Temporal, novela de Tomás González

La novela ocurre en torno al mar. Un padre y sus dos hijos salen de pesca, a pesar de una poderosa tormenta que se acerca; una mujer atraviesa los laberintos de la locura; y lo que ocurre en la playa, en Tolú, explica de alguna forma la vida de los turistas que allí confluyen. Temporal, la nueva novela de Tomás González parte de allí, de las costas del Golfo de Morrosquillo, en busca de otras profundidades. Entonces, los sucesos (también los llamamos, la realidad), pasan por el cedazo del artista, se someten a sus dobleces. La literatura es esa compleja transición.

Tomas González lo sabe. En su regreso al género, tras la sorprendente La luz difícil, retoma esa búsqueda. Entonces Temporal no solo es cotidianidad, aquellas escenas del Caribe sur. Es un sistema. Un engranaje (el escritor en una indagación de laboratorio) para dar cuenta de varios rasgos de la condición humana. Y entonces asume una tarea cuya imagen sería la de una mesa quirúrgica: disecciona en busca de las más profundas marcas. Busca respuestas, con la misma contundencia –aunque de una manera distinta, con un “cómo” distinto–, de la siquiatría, antropología o filosofía.

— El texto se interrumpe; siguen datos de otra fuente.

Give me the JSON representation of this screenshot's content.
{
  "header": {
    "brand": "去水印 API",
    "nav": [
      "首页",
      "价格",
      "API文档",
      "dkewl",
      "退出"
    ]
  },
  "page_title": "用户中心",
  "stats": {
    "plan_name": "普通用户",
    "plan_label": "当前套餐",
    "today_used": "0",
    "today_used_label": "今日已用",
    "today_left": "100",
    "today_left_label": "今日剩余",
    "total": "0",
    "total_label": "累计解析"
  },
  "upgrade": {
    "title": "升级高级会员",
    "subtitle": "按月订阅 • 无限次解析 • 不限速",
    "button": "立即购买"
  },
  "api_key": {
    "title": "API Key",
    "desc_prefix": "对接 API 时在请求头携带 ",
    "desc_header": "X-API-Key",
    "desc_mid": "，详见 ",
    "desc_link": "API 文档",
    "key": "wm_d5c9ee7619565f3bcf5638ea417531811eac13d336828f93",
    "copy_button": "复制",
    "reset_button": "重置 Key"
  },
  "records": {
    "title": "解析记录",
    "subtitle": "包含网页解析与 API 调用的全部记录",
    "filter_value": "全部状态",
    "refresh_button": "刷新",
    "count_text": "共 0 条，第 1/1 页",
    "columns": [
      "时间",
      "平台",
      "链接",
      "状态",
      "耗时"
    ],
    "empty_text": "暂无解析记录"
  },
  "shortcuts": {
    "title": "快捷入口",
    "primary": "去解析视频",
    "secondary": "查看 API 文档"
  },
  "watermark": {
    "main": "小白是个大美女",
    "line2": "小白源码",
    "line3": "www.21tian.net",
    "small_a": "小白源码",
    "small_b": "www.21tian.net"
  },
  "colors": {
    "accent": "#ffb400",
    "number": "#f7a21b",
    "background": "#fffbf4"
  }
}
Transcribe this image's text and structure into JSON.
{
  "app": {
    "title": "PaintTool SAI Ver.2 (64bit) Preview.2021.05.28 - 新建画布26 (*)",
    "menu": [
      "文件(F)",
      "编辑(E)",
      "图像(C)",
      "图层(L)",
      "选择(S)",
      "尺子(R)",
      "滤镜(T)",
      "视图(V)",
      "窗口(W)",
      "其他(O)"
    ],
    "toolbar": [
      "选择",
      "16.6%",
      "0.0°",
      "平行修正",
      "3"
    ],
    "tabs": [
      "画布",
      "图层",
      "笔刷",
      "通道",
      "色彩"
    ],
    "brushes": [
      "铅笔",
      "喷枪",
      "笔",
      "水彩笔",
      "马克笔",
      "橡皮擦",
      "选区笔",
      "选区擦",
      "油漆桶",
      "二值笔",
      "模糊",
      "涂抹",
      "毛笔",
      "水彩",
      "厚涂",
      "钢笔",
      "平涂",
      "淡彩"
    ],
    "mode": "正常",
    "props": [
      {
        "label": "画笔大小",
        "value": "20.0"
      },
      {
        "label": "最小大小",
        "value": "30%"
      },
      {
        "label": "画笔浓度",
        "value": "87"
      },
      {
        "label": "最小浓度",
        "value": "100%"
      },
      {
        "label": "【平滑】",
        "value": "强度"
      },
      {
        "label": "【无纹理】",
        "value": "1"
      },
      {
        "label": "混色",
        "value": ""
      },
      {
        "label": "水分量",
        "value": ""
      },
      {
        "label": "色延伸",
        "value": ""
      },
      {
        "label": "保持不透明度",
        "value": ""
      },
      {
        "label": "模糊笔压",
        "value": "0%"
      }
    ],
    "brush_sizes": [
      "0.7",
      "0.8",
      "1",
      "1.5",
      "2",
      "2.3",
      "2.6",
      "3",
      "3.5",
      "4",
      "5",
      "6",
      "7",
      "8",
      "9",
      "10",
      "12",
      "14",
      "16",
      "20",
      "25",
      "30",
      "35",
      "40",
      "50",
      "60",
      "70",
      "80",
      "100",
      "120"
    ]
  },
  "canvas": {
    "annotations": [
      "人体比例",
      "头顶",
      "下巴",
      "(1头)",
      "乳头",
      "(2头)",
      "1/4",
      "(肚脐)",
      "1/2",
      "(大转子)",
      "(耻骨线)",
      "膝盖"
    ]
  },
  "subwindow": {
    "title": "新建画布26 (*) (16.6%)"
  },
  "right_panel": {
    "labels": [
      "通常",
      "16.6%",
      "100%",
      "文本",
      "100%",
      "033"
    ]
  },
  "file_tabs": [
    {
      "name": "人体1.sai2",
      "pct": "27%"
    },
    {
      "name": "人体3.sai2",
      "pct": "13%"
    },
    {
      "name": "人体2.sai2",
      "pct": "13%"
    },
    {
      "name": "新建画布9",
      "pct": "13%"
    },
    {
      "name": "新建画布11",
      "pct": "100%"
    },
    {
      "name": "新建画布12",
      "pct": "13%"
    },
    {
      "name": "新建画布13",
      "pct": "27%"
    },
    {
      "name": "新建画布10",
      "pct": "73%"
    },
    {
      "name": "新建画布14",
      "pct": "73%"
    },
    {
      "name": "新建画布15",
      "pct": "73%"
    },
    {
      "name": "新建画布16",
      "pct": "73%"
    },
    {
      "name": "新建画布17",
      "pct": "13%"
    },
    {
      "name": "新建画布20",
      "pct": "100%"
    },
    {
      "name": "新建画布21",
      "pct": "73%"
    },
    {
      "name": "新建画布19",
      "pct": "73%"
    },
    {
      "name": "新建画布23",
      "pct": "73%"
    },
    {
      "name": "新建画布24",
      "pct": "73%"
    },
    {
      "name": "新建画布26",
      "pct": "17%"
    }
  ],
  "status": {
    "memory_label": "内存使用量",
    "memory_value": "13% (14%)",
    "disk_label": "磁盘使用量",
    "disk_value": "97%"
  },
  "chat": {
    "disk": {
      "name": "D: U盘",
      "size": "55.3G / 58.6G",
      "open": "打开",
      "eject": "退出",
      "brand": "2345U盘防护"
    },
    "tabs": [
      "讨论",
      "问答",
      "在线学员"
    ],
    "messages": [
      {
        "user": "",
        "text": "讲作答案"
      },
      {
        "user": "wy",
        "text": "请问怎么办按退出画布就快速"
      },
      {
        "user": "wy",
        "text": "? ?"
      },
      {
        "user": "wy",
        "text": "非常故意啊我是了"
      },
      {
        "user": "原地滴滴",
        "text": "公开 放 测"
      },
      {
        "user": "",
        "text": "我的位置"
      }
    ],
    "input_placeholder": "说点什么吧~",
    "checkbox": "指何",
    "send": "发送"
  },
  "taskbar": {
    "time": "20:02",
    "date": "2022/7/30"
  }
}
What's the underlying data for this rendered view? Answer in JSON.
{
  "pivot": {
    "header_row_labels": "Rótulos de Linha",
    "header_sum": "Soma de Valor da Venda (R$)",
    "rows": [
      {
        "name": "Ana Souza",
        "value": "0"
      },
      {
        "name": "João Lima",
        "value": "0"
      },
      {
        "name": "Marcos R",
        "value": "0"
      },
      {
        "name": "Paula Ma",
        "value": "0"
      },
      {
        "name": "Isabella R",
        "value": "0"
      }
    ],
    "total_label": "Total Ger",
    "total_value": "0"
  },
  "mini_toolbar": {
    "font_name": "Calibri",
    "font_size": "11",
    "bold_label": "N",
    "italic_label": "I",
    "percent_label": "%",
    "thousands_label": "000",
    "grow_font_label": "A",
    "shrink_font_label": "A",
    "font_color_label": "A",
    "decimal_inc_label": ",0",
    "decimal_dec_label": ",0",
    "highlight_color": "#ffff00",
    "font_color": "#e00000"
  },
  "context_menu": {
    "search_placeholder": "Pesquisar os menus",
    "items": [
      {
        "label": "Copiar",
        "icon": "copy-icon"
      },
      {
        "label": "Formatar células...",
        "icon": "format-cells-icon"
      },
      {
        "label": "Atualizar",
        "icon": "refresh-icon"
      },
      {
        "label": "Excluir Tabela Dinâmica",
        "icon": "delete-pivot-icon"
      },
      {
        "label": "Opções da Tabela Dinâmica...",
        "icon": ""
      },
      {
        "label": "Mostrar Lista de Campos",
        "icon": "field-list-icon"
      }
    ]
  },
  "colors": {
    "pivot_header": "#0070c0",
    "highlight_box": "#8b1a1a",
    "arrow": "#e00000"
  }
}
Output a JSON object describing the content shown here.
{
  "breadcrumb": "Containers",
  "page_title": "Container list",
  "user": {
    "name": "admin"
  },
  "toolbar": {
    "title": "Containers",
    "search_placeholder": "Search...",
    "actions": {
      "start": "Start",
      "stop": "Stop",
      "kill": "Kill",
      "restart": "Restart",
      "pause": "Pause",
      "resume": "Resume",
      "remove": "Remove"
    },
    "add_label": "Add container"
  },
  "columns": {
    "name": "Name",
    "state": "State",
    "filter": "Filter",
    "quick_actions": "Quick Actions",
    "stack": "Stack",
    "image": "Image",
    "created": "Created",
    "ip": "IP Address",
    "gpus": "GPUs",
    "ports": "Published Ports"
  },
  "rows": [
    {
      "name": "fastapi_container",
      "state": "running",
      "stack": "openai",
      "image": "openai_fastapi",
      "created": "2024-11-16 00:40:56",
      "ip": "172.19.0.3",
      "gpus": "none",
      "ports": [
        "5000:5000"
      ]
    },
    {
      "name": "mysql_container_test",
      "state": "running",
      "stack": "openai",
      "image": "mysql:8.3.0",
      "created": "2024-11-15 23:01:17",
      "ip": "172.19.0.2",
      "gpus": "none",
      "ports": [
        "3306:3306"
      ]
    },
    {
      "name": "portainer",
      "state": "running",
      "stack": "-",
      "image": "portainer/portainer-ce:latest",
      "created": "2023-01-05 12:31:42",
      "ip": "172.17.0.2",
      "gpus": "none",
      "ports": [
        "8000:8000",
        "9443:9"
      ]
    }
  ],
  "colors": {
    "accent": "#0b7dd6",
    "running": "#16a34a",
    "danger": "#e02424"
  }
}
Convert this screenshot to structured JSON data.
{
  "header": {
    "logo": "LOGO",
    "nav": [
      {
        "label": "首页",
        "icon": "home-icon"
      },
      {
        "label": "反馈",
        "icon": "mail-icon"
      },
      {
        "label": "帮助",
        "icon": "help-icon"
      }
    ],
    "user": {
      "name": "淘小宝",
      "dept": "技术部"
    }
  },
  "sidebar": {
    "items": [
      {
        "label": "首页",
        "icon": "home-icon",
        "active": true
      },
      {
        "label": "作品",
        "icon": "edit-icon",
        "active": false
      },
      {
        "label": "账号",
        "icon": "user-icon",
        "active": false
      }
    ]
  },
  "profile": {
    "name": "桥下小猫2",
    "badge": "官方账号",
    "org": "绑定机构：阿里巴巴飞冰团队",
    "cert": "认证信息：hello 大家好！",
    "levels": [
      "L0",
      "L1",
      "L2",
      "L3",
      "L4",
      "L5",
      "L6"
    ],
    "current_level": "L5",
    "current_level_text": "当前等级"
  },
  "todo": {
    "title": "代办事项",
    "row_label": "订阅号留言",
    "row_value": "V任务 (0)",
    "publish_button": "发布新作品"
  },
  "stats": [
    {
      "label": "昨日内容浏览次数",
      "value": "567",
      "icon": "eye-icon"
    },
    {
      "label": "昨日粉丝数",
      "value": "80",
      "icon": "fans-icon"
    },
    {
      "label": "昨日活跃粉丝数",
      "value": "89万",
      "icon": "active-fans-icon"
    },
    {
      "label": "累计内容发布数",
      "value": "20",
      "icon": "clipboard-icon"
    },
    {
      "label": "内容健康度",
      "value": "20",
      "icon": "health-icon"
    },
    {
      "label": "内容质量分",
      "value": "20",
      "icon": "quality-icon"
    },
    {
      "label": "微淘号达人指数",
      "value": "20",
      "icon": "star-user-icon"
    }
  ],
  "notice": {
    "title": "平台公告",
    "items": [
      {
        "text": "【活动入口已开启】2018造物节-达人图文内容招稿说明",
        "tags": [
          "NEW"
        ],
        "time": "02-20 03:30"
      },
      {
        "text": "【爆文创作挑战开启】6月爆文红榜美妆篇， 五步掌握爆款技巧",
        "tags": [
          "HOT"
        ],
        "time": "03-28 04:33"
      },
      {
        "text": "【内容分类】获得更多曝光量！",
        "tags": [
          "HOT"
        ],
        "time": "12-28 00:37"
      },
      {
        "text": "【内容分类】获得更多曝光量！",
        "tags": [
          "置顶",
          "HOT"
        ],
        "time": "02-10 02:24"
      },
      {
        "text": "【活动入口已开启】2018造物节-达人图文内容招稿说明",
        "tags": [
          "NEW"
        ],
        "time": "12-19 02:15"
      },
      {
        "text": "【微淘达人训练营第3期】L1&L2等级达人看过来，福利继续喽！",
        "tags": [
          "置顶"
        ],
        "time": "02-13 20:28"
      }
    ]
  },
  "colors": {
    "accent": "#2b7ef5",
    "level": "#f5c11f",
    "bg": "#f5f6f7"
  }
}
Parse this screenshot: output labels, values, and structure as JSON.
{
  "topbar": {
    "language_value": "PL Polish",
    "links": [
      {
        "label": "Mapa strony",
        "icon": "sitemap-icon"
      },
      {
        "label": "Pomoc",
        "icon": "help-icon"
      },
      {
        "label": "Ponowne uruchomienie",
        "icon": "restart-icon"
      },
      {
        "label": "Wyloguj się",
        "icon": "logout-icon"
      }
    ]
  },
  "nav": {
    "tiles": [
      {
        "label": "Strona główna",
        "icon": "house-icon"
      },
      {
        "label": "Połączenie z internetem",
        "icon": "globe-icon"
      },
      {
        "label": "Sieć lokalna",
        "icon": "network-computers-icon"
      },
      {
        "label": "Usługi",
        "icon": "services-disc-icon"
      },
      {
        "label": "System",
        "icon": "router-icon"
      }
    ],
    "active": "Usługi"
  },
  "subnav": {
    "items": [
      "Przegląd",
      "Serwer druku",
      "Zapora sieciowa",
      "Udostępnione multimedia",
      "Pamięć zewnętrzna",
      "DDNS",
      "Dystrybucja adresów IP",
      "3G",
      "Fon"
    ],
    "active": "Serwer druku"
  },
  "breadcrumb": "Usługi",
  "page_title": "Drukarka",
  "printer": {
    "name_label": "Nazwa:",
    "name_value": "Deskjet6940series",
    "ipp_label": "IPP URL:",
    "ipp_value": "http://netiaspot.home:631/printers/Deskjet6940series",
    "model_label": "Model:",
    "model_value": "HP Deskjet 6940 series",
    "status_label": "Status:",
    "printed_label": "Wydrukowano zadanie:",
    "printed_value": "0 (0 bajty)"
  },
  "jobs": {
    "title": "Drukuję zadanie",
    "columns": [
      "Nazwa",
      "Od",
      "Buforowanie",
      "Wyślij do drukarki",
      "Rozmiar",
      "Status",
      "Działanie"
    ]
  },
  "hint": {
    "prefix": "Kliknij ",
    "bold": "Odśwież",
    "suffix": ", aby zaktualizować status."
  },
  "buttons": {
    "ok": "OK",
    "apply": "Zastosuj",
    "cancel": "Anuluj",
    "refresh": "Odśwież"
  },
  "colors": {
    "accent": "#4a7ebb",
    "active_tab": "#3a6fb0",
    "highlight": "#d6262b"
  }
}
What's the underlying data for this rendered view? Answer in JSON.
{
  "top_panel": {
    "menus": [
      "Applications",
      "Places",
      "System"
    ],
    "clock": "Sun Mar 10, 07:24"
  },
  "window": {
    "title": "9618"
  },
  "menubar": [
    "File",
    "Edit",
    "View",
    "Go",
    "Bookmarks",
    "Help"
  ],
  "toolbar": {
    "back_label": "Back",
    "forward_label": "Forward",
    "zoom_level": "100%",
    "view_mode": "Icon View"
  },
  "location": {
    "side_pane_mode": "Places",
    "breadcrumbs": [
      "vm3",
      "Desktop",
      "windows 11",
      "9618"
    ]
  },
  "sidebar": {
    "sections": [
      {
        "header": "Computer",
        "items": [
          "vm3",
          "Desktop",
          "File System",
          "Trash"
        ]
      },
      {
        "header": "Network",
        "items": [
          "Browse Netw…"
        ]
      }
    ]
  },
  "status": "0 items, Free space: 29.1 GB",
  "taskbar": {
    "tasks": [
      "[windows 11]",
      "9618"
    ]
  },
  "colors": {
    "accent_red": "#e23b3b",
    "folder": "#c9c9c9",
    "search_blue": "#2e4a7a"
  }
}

La compleja transición, posible por el artefacto novela. Infinita, la novela, como la vida. Pero, además de temas y personajes, ocurre en Temporal lo que corresponde a la literatura: la narrativa. Está escrita como un diario con horas exactas pero rápidamente supera esa condición para abrirse a la polifonía: un coro de voces, como el que acompaña la mente de Nora, la madre y exesposa acosada por la esquizofrenia.

Con un narrador, que inicia a las 4 de la mañana con los preparativos de la pesca “De haberse interesado por ellas, habría admirado la red de estrellas que cubría la bóveda celeste” (página 11). Y luego los turistas, en un recurso de primera persona –un click de magia– que los hace testigos y personajes “Yo soy el turista que se protegía del solazo del mediodía en su tienda de campaña, y a ratos leía y a ratos miraba el mar” (página 51). Y los delirios de la enfermedad que se suman para contar una historia que ocurre en la siquis “Lancha, lancha —dijo el perro” (página 43).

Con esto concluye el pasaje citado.